Bloomberg Tax
June 4, 2020, 7:30 PM

More Employers Embrace Global Payroll Strategy, Survey Says

Michael Trimarchi
Michael Trimarchi
Writer

An increasing number of employers have a global payroll strategy or are planning to develop one as part of a corporate initiative, a survey said June 4.

The payroll benchmark survey by Deloitte, which was presented at the annual American Payroll Association Congress, showed that 88% of companies have such a strategy, up from about 50% in 2018. About 12% of survey respondents did not have a global plan.

About 52% of employers with operations in multiple countries said they managed payroll from the U.S. as a central location, compared with 29% that were using a regional location to manage global payroll processes for an assigned country, said Brian Proctor, a principal in Deloitte’s payroll and workforce management solutions practice.

“As I look into the marketplace and I see organizations that are operating payroll for 20 or 30 countries, it is very common for people to have an American-based multinational hub, and a hub outside of North America as well to manage their full global footprint,” Proctor said.

Most companies operate one payroll platform for each county where they do business, the survey said. Time-tracking within a country was achieved by using multiple time-and-attendance solutions, it said.

Worldwide demographics showed that 73% of employers outsourced some aspect of payroll, though the need to retain in-house expertise remained high, the survey said. By region, payroll was outsourced by 81% of employers in Europe and the Middle East, 78% in Asia-Pacific, 69% in Latin America, and 63% in North America.

Among other survey highlights:

• There is a shift in having the payroll department report to the human resources department more than finance, with an increase in reporting to shared services. About 53% of payroll departments report to human resources, 44% to finance, and 3% to other departments.

• The average cost of preparing a pay slip was $4.43, which included labor, technical and vendor processing costs, bank fees, and paper stock for printing checks.

• The leading cause to print an off-cycle paycheck was termination, cited by about 30% of respondents. Other causes were updates from human resources, 20%; tax and accounting reasons, 17%; underpayments, 12%; bonuses or awards, 10%; retroactive payments, 8%, and overpayments, 2%.

• More than 30% of respondents said payroll processing took at least four days to complete. About 30% of the time was spent manually entering and loading payroll inputs, and 20% said entering adjustments was the most time-consuming task.

• For third-party payroll outsourcing contracts, 58% were established more than five years ago and 36% were contracted in the past three to five years. And while 82% were satisfied with the provider, 17% were not.

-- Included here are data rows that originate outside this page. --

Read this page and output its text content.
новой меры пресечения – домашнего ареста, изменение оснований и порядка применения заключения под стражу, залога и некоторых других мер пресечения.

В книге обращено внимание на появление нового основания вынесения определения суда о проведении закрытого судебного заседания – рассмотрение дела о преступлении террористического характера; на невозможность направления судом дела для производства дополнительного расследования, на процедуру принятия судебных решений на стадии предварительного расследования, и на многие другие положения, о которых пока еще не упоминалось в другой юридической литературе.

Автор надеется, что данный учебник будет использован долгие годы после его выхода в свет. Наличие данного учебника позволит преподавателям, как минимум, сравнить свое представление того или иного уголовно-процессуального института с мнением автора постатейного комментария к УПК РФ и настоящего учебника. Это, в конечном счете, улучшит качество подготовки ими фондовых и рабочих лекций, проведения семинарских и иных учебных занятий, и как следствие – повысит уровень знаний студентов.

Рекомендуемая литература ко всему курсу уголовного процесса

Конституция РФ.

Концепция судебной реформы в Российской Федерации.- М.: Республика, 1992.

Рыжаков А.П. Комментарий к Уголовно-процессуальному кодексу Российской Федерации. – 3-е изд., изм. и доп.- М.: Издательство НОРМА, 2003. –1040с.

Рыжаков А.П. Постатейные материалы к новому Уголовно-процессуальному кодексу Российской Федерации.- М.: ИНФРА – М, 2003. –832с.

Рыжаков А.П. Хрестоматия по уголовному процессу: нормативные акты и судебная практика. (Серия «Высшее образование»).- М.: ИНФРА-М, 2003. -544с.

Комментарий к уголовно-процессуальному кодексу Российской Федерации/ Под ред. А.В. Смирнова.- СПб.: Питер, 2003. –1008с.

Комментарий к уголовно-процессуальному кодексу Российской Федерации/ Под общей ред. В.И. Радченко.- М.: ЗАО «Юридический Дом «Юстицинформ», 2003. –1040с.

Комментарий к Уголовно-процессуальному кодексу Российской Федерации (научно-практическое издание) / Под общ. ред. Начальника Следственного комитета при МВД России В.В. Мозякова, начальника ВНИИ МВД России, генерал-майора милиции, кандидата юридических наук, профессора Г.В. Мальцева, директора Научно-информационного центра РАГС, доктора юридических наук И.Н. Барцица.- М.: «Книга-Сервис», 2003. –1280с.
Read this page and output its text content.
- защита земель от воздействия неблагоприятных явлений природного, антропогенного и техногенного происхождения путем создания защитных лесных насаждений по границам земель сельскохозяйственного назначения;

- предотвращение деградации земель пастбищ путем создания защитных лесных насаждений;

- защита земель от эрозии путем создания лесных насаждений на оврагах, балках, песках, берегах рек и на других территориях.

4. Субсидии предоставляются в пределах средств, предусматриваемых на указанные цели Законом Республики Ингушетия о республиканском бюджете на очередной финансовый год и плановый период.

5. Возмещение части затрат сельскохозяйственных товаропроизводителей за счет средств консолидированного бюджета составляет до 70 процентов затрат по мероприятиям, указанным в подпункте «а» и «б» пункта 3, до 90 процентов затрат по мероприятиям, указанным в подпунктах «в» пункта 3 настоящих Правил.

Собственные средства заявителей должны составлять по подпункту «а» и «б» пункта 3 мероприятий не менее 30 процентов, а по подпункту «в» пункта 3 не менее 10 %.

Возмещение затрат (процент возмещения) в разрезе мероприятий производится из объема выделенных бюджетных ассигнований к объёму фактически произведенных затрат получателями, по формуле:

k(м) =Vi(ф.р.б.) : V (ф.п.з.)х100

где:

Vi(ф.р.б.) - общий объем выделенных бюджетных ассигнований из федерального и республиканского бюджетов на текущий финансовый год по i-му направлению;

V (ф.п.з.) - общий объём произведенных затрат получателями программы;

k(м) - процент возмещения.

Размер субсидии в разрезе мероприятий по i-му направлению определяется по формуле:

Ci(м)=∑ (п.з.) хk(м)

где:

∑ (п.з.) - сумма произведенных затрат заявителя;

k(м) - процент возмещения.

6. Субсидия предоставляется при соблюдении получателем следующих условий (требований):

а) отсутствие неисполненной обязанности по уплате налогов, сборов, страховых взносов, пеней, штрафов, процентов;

• About 7% of employers offer an on-demand payroll option. About 61% of those offering on-demand pay offer it through their existing payroll platform and 16% offer payroll-debit cards to their workers.

• The leading key performance indicators tracked by payroll department were payment errors, 89%; days to resolve payroll errors, 54%; average cost of producing a pay slip, 41%; untimely payroll payments, 38%; and timeliness of statutory returns, 36%.

• Cloud computing technology is used by 57% of employers to process payroll, 17% are in the process of adopting the technology, 10% plan to do so within three years, and 16% have no plans for cloud computing.

The global survey, conducted by Deloitte, received information from more than 750 organizations, 23% of which have more than 25,000 employees and 32% of which have fewer than 1,000 employees. About 1,400 responses were received for more than 100 questions. Seven industrial sectors were surveyed: consumer and industrial products; technology, media, and communications; financial services; life sciences and health care; professional services; public sector; and energy and resources.

The APA and the Global Payroll Management Institute sponsored the survey.